When I explain my situation to sex and relationship psychologist Lucy Snider over Zoom, she says that the distance between my neighbour and I might actually be what’s so appealing to me. “You’ve got an intimate connection with somebody but you also have the freedom around not really knowing that person,” she explains. “You don’t have to run the risk of getting close to them and them hurting you, while still enjoying that connection that we all need and crave.”

What Snider says about having control over how close you get to someone definitely rings true. When I’m debasing myself by learning the TikTok dance to “Savage”, or eating a pile of oven chips smothered in mayonnaise, head propped up by one single pillow, the blinds stay closed. But when the sun gets just high enough in the sky to leak through my window and throw a spotlight over my bed, where I sprawl flatteringly across the sheets like the lead in a rom com, the blinds are open – and my neighbour is watching.

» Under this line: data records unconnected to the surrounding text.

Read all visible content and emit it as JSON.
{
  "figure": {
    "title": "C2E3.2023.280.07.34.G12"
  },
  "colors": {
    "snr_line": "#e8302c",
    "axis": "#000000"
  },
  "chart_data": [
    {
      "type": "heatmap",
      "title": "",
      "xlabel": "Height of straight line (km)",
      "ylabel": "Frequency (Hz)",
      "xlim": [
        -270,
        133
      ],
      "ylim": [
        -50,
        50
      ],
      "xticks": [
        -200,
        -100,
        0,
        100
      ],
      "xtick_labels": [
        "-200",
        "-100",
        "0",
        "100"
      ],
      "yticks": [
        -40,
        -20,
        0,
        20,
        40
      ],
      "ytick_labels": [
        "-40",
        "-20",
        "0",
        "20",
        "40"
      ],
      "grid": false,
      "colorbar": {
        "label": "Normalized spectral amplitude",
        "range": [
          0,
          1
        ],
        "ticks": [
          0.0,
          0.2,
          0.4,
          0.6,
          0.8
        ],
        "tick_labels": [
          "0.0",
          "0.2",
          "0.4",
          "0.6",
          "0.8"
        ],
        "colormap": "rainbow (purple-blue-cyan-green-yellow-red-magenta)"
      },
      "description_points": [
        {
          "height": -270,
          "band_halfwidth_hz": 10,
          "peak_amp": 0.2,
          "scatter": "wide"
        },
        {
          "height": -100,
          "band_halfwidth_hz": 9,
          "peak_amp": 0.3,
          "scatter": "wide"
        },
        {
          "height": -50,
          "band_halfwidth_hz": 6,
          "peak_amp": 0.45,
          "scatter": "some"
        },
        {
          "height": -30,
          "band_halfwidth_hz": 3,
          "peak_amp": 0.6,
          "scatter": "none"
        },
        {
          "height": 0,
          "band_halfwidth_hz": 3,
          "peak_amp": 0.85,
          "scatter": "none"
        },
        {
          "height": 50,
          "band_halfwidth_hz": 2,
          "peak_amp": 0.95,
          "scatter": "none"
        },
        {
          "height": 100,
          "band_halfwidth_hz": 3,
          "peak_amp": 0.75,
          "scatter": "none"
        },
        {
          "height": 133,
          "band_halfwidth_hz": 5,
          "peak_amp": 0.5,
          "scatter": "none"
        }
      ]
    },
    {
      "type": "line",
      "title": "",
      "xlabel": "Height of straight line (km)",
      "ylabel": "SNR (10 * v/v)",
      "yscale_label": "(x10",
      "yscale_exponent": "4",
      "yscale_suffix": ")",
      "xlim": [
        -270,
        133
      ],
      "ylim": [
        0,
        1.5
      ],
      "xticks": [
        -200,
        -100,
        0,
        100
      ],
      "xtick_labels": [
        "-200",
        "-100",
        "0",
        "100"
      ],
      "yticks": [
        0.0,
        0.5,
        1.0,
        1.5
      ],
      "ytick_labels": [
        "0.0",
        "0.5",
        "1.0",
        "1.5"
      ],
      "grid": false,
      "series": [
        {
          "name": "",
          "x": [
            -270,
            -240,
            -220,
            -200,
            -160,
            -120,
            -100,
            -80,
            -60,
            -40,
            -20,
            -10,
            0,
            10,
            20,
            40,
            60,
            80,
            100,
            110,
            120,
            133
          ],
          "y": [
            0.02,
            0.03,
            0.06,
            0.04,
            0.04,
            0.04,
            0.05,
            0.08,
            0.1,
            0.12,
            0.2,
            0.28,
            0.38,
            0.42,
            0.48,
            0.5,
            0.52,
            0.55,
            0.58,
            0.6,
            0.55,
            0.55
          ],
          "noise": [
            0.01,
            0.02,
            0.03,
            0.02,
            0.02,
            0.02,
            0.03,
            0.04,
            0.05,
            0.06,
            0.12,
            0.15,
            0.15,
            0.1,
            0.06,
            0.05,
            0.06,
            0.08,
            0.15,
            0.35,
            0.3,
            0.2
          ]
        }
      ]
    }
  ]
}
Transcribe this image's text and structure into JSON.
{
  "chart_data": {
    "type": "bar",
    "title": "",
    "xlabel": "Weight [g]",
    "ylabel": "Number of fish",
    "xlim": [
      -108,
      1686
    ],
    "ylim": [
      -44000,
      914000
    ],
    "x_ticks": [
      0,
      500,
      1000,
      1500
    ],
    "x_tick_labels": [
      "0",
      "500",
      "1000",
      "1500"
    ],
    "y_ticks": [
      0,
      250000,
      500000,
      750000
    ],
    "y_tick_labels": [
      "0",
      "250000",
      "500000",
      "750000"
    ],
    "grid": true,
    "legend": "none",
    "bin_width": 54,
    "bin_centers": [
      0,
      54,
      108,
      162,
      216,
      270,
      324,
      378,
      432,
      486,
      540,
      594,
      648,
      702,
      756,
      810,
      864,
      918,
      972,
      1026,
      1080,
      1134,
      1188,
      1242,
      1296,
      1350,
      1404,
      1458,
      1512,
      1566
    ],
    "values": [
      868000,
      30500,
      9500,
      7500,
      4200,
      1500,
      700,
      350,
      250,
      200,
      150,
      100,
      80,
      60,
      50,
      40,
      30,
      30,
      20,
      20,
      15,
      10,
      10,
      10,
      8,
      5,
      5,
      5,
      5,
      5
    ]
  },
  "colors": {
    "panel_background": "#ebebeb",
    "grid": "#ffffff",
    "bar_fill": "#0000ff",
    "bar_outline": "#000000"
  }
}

There’s no space for disappointment with him because there are no expectations. Neither is there the possibility of what usually happens when you meet someone on a dating app: they send you a voice-note before the date and you fall in love with their voice, and they "lol" at your jokes, but then you meet and you realise that the iPhone microphone did wonders for them and they’re not as funny as they were over WhatsApp. It’s nice to be able to ignore the fact that my neighbour could easily be one of those guys. I need never know whether he's a snob about reality TV, or a Tory, or someone who chews with their mouth open.

One thing I do know is that, when this is all over, we’ll go back to just being neighbours. I don’t have a crush on him. I probably couldn’t draw his face from memory despite looking at it everyday – it could be a different man at that window every day and I probably wouldn’t notice. But being watched is just enough to tide me over, until we’re all allowed back into the real world.